岸田文雄首相の後継を決める自民党総裁選は12日に告示され、27日の投開票に向けて15日間の選挙戦が始まった。推薦人が必要な立候補制となった1972年以降では過去最多の9氏が立候補を届け出た。派閥の裏金事件を受けた党の信頼回復や政治改革に対する姿勢が問われる。一方、9氏とも安全保障政策の大転換などで「国会軽視」と批判されてきた岸田政権の政治手法や政策の問題点を検証する姿勢を示さないまま、本格的な論戦に入る。(坂田奈央、中根政人)

◆過去最多9氏が立候補、決選投票になる可能性大

 立候補したのは以下の9氏。
高市早苗経済安全保障担当相(63)
小林鷹之前経済安保相(49)
林芳正官房長官(63)
小泉進次郎元環境相(43)
上川陽子外相(71)
加藤勝信元官房長官(68)
河野太郎デジタル相(61)
石破茂元幹事長(67)
茂木敏充幹事長(68)  女性候補は2021年の前回選と同じ2人となった。  総裁選は、367人の国会議員票と党員・党友による地方票367票の計734票を争う。9氏の立候補によって国会議員票が分散し、上位2人による決選投票となる公算が大きい。

◆物価高対策、選択的夫婦別姓制…問題山積み

 9氏は党本部で所見発表演説会に臨み、外交・安保政策や経済政策、人口減少問題、災害対策、改憲など自身が重点的に掲げる政策を訴えた。裏金事件を踏まえた「政治とカネ」の問題への対応策については、政治資金の透明化や政策活動費の廃止・使途公開、政治資金収支報告書への不記載相当額の国庫返納などの必要性を訴えた。

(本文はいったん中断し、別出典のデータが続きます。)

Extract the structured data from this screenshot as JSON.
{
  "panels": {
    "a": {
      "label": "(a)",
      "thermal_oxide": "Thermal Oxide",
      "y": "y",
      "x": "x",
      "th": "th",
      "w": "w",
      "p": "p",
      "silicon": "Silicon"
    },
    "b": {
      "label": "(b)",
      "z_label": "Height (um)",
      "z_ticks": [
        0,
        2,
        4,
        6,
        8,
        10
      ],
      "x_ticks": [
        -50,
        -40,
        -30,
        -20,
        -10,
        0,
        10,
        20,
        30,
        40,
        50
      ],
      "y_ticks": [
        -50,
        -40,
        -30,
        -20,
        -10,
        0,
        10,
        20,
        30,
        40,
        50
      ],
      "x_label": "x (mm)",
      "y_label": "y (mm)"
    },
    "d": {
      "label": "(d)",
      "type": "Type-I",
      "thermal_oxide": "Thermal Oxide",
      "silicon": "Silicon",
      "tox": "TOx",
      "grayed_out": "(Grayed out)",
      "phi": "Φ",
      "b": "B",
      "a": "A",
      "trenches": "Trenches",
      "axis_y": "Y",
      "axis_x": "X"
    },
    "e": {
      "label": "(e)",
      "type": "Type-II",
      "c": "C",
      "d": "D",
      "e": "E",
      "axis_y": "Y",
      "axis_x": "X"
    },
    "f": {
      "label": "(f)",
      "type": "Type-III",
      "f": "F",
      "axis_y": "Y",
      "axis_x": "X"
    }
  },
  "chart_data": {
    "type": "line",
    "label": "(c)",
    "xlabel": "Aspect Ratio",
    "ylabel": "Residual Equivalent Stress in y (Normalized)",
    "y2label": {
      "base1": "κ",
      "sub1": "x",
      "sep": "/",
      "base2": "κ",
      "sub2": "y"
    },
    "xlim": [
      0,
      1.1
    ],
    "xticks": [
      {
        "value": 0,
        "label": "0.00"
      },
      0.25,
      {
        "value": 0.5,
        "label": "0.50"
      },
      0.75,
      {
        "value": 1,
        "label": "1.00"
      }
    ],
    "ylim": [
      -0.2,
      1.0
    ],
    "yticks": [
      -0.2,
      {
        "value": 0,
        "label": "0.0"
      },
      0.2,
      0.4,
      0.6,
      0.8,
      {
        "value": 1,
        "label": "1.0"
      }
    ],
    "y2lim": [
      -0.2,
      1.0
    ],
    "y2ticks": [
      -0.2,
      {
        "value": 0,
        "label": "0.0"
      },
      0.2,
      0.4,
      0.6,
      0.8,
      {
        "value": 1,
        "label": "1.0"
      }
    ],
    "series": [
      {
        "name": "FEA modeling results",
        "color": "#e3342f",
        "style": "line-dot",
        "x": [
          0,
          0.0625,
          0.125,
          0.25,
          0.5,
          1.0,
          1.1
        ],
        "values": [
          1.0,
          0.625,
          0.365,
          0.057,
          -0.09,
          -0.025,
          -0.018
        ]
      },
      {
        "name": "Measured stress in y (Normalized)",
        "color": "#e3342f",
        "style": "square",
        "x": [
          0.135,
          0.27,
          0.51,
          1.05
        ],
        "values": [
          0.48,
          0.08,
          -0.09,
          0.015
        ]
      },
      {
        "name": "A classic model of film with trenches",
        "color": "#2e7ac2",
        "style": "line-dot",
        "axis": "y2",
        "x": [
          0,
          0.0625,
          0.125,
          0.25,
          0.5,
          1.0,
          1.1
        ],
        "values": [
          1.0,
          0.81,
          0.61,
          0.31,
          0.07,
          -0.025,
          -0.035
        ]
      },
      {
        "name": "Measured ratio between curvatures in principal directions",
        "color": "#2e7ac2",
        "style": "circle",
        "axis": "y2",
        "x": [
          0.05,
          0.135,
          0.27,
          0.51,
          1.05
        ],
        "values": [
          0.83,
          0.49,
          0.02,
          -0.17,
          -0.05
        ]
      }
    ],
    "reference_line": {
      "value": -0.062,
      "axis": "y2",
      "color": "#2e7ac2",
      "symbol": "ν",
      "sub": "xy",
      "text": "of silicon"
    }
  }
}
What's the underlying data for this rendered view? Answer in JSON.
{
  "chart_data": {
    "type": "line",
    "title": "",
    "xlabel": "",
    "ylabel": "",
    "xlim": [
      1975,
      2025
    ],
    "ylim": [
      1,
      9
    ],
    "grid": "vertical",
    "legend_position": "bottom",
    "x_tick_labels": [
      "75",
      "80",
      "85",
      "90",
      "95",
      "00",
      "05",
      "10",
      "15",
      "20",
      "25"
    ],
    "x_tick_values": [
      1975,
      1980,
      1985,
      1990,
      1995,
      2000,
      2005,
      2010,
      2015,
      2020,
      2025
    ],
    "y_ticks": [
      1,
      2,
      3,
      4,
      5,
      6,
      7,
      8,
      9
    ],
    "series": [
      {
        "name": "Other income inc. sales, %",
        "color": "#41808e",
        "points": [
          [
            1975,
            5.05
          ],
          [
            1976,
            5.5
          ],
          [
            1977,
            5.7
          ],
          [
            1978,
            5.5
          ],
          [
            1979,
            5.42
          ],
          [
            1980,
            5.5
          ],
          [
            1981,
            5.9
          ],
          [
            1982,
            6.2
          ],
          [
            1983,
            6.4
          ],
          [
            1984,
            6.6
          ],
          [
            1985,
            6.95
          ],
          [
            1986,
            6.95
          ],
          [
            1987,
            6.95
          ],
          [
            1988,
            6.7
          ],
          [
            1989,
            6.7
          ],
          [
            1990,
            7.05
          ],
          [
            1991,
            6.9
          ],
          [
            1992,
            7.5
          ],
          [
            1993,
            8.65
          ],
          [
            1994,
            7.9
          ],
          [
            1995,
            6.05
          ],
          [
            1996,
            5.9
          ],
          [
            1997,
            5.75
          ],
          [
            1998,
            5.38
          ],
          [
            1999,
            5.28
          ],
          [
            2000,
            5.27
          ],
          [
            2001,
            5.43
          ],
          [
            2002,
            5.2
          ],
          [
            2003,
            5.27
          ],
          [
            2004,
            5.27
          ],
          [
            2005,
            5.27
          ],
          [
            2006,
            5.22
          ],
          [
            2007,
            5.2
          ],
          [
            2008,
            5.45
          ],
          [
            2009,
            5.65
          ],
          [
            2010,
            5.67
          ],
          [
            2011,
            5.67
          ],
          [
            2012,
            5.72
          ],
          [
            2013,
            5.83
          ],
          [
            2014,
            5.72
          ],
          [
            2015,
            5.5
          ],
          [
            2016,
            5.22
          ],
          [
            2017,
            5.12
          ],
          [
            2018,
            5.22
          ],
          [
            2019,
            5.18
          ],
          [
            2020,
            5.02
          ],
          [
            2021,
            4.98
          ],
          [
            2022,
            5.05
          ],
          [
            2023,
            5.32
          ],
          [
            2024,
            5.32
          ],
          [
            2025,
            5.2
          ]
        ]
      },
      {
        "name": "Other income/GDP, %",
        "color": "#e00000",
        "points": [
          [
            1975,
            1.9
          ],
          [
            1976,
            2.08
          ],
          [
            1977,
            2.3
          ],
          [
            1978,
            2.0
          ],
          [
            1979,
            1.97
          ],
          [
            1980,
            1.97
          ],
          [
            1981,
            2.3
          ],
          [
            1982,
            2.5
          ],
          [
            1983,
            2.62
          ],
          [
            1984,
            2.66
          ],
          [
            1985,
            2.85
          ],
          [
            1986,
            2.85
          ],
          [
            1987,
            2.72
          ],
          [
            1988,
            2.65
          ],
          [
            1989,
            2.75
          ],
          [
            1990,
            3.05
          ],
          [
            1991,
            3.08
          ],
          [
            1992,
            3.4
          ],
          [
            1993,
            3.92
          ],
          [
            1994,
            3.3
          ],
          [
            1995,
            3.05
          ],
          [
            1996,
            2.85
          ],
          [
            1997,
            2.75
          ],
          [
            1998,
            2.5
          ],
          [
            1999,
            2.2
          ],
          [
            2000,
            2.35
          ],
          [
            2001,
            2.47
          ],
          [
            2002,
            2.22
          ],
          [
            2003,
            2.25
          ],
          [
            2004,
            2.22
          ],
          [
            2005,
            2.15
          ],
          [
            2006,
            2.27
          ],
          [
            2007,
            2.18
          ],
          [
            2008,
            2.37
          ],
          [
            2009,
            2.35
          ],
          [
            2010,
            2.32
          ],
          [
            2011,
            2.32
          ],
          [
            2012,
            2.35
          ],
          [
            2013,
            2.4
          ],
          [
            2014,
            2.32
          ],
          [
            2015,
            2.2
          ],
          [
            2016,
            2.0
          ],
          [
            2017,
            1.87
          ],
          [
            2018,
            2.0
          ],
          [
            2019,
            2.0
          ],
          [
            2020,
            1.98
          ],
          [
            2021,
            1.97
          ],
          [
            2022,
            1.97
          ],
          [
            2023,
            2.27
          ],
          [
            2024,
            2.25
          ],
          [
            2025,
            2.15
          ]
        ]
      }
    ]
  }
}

自民党本部で開かれた総裁選候補者の所見発表演説会=東京・永田町で(佐藤哲紀撮影)

 総裁選で選出される新総裁は、次期衆院選で自民の「顔」となる。選挙戦では、解雇規制の緩和など労働市場改革のあり方や選択的夫婦別姓制度の導入の是非も争点に浮上。物価高を含めた経済政策も主要議題となる。  約3年間の岸田首相の政権運営に関し、12日の演説会で「直面する困難な課題に向き合ってきた」(小林氏)「功績や、多大な努力に心から敬意を表す」(石破氏)との言及はあったものの、課題を直接指摘する発言はなかった。  岸田政権では、国会での十分な議論がないまま、歴代政権が否定してきた敵基地攻撃能力(反撃能力)の保有を認め、防衛予算の大幅増や殺傷兵器の輸出解禁で「専守防衛」の形を大きく変質させるなど、安倍政権から続く安全保障政策の転換をさらに進めた。  裏金事件を巡り、岸田首相は自らが率いた旧岸田派の解散や、衆院政治倫理審査会に出席するなどの対応をとったものの、事件の原因究明などには主体的に取り組むことはなかった。